Besides potentially guiding social feedback processing, attachment-derived IWMs could also affect other kinds of neural processes related to social competence, particularly mental representations of the self and others. Greater overlap in self–other representations, defined as inclusion of the characteristics of others into one’s self-concept, may occur more frequently in close compared to nonclose relationships (Aron & Fraley, 1999). Some research indicates that the degree of self–other overlap has implications for a number of attachment-related processes, including empathy for close others and the fostering of social bonds (Beckes, Coan, & Hasselmo, 2013; Cheng, Chen, Lin, Chou, & Decety, 2010; Galinsky, Ku, & Wang, 2005)—both of which are important aspects of social competence. Furthermore, it was shown that attachment insecurities may affect the representation of self–other similarity, with attachment anxiety leading to overestimation, but attachment avoidance to underestimation of self–other similarity (Mikulincer, Orbach, & Iavnieli, 1998).
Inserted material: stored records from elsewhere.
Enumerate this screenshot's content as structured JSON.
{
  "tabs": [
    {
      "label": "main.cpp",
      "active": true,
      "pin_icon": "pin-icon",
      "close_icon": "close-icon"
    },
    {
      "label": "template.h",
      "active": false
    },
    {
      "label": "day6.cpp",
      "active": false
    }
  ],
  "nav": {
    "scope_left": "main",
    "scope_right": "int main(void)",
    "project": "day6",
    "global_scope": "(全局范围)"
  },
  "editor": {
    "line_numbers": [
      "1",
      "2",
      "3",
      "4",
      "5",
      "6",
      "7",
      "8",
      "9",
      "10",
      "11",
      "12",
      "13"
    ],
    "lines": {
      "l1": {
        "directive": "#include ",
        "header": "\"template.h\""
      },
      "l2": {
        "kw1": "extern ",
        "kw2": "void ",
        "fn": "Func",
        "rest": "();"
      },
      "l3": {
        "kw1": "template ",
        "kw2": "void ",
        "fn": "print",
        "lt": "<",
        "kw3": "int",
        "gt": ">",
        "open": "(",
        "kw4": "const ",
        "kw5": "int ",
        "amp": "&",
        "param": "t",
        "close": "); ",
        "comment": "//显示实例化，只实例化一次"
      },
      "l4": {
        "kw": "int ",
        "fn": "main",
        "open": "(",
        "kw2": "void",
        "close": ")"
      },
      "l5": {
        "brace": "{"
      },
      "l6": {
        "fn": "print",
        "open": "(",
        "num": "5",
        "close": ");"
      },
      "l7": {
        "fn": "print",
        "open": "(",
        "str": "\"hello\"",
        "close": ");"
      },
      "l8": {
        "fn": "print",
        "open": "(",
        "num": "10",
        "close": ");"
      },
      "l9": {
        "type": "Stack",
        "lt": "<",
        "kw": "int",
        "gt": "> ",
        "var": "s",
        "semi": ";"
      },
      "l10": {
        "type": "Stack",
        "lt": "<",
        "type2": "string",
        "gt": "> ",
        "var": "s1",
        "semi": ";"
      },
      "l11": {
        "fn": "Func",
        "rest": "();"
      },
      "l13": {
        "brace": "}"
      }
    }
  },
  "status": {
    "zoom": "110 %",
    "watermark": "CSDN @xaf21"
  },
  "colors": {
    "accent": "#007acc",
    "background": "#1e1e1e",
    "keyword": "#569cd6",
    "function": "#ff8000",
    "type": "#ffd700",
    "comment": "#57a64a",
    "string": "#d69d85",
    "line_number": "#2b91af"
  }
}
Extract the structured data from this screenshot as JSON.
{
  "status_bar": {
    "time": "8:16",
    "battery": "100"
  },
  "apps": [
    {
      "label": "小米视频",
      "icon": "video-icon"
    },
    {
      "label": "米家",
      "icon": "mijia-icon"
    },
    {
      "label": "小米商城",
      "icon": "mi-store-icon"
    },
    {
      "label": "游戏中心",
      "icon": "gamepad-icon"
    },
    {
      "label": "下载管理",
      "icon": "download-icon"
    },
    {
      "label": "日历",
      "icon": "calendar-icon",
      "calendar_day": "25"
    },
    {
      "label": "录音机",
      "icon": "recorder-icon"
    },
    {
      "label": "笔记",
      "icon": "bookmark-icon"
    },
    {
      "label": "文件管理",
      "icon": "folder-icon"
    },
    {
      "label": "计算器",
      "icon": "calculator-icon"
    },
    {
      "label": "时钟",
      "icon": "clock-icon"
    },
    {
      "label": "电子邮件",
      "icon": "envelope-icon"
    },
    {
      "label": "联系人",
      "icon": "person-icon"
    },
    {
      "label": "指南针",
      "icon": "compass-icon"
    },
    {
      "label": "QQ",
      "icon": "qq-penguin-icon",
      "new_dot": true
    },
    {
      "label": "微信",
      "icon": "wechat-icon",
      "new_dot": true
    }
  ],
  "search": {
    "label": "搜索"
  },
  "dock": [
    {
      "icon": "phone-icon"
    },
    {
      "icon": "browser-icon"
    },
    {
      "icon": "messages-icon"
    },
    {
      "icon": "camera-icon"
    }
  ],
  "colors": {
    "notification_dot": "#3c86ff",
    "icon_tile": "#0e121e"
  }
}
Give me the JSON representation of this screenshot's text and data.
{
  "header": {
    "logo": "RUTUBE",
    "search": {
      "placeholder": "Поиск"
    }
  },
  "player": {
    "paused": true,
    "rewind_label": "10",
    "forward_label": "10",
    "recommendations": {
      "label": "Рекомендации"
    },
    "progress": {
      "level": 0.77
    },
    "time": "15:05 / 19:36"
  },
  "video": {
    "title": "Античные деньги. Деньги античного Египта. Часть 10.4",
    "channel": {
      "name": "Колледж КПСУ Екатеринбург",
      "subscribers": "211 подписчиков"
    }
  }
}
However, social neuroscience research on the putative neural substrates of self- and other-representation in association with attachment-derived IWMs has been rare. Debbané et al. (2017) used fMRI in adolescents ages 12 to 19 years while they attributed positive and negative adjectives to themselves and a close other (best same-sex friend) and found an association between increased scores on attachment anxiety and activity during both self- and other-representation in several brain areas related to emotion perception and regulation, mentalizing, and memory. Yet no study has directly considered attachment in relation to neural substrates of overlapping self-representations and other-representations in children.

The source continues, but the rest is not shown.